7. Forney Easy Weld 299 Stick welder - Best For Beginners

As might be expected, one of the cheapest options on the market is the perfect pick for someone just starting to learn welding. Everything that makes this the best cheap welder makes it great for beginning, not least because it’s so cheap. Less of an investment in money means if the hobby isn’t something you want to do long term, or if you end up just hailing it out once in a blue moon, you’re not out much money.

Combined with it being specifically designed to be easy to use above all its other functions, and it’s an easy choice. A few other items on the list came to mind (the Alpha 160 and Prime Weld especially), neither quite hits the same intersection of low price point and versatility that this option does.
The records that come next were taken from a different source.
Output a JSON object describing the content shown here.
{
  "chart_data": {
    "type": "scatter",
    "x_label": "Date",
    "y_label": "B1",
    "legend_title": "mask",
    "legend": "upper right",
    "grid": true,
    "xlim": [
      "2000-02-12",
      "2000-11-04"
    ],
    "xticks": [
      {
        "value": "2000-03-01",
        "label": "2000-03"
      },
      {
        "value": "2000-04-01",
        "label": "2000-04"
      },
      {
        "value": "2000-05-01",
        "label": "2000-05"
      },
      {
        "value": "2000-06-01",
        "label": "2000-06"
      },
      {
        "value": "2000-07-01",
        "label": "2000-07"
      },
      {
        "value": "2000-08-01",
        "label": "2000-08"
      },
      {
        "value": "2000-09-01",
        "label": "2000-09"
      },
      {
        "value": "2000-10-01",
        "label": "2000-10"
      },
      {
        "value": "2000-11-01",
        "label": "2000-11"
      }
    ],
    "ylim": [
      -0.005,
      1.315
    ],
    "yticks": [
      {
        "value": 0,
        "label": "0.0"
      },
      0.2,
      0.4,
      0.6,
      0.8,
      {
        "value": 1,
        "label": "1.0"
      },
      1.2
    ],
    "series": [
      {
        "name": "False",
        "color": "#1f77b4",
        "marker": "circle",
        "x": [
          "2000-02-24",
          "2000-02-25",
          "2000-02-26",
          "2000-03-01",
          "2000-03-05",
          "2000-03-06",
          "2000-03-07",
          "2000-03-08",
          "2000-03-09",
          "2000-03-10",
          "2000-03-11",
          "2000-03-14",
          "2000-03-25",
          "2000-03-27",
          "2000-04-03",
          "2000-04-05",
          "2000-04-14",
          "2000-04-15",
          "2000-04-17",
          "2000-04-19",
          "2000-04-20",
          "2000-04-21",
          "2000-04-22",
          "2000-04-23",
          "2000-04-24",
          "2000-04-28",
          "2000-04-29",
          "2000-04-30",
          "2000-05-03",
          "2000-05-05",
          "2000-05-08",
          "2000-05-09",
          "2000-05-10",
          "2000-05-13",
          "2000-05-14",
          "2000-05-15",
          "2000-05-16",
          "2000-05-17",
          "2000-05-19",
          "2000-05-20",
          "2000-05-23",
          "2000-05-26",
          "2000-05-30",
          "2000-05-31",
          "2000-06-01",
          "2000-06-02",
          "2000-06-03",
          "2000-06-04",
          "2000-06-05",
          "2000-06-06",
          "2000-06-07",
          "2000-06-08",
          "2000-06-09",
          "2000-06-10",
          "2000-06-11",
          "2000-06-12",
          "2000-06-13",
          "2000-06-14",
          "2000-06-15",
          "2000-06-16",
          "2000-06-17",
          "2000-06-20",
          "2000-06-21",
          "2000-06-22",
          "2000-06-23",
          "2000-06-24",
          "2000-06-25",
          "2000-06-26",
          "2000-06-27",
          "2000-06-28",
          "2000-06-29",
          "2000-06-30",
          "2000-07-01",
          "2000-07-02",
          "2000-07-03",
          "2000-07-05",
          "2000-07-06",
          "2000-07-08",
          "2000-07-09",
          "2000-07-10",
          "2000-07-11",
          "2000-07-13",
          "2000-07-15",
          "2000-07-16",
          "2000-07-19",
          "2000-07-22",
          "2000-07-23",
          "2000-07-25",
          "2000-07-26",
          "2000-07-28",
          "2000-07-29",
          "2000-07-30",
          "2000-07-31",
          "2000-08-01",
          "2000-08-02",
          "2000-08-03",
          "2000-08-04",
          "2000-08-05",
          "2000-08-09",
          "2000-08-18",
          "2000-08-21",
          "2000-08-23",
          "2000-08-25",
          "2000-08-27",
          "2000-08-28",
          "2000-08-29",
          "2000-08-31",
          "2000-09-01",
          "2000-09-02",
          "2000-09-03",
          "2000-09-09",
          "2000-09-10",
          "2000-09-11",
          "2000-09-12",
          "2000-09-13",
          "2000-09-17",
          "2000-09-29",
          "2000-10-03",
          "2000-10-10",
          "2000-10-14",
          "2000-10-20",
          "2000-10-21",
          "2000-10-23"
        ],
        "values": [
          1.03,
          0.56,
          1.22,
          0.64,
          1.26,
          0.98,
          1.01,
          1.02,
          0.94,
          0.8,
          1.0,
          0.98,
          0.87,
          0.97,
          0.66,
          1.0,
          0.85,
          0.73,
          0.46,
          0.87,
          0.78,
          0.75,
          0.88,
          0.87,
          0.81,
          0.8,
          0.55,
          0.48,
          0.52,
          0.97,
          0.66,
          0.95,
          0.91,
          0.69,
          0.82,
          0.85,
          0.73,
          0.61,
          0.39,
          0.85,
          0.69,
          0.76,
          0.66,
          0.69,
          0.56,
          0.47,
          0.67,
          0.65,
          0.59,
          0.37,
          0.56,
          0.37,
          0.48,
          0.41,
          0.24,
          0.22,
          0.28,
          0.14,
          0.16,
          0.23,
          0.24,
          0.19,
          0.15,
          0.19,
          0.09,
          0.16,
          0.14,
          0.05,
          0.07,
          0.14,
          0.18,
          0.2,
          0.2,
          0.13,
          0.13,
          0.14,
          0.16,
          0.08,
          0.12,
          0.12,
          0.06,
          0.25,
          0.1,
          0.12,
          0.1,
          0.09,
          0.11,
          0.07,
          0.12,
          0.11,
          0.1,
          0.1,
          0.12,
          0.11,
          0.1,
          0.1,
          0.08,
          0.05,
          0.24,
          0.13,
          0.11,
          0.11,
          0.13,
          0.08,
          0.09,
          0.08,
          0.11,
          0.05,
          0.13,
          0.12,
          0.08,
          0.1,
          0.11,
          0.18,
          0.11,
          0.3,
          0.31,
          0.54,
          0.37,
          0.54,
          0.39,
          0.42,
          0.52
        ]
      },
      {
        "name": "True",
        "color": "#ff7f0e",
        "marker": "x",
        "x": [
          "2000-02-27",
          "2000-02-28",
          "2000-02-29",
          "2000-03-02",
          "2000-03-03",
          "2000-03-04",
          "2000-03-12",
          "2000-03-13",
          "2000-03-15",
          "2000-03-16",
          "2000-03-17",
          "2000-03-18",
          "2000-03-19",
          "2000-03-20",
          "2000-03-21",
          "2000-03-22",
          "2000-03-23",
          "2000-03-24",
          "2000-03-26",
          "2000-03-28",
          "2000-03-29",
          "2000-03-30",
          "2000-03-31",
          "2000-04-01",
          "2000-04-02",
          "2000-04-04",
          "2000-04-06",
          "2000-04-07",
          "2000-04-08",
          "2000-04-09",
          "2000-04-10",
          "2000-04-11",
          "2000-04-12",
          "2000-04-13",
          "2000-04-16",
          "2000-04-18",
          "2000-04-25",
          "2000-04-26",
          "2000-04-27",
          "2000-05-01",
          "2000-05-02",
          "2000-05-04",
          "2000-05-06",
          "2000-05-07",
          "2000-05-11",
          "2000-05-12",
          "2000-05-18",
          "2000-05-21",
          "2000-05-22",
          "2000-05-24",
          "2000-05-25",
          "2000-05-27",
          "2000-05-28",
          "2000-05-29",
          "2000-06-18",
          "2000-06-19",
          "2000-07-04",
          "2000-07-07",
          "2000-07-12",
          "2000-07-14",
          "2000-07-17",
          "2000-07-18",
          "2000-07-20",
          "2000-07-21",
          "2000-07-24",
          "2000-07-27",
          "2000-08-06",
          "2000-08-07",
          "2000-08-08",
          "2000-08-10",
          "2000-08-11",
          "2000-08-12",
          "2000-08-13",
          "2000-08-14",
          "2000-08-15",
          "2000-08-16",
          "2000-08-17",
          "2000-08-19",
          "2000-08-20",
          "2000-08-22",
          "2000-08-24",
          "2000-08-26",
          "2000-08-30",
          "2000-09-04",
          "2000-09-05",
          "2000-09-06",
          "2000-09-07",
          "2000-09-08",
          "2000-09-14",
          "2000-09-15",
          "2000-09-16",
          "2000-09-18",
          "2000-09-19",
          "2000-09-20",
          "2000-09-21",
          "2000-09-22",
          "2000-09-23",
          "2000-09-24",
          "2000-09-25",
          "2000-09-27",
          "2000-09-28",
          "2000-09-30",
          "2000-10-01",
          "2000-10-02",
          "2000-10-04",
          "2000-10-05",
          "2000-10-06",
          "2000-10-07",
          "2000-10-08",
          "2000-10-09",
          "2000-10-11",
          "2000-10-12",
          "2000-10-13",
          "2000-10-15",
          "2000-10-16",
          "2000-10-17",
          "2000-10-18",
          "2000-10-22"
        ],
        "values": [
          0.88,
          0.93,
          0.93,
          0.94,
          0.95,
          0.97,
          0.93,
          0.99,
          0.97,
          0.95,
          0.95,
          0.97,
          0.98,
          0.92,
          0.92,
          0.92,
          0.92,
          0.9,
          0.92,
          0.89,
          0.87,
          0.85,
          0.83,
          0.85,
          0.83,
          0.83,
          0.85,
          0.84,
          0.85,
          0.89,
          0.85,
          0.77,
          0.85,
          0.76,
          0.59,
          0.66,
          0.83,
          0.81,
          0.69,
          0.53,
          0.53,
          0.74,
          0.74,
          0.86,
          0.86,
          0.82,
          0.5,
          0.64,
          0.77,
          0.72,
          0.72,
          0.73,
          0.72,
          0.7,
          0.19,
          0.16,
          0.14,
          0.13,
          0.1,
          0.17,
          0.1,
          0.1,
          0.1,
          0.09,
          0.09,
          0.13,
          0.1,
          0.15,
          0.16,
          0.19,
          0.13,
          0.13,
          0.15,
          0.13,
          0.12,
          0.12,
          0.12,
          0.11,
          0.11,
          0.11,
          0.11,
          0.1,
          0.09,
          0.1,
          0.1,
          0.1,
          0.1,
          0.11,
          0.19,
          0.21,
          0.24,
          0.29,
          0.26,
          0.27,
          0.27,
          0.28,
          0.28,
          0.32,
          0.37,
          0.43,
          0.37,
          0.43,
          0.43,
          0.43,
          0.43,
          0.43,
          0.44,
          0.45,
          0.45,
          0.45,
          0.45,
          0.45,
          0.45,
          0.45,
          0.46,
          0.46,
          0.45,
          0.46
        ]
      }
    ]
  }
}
Easy to use, basically risk free, and small enough to easily stow away in the garage when it’s not in use. Perfect for this purpose.

Pros

  • Suitable of 24 gauge welds with a cutting of up to 1/4”
  • Can work with an output of 120 volts or 125 amps
  • Compatible with spools of between two and 10 pounds
  • Has a compact design that goes anywhere you need
  • Includes the cables and clamps you need in different welding situations

Cons

  • Designed only for flux core welding that does not use any gases
  • The welds that it does are not very good when compared to other welds

Our Top Choice

Everlast PowerPro 164

Everlast PowerPro 164

While the Everlast Power Pro is the highest quality option, its price point makes it easier to recommend each other option on this list for their own merits. They’re all fairly priced for what they do and serve very different purposes, and depending on your need you can’t go wrong with any one of them, or a combination of two if you need ones for multiple purposes but want to keep price down and portability up.

Just be sure to take your own specific needs into account when choosing, and you shouldn’t regret your purchase.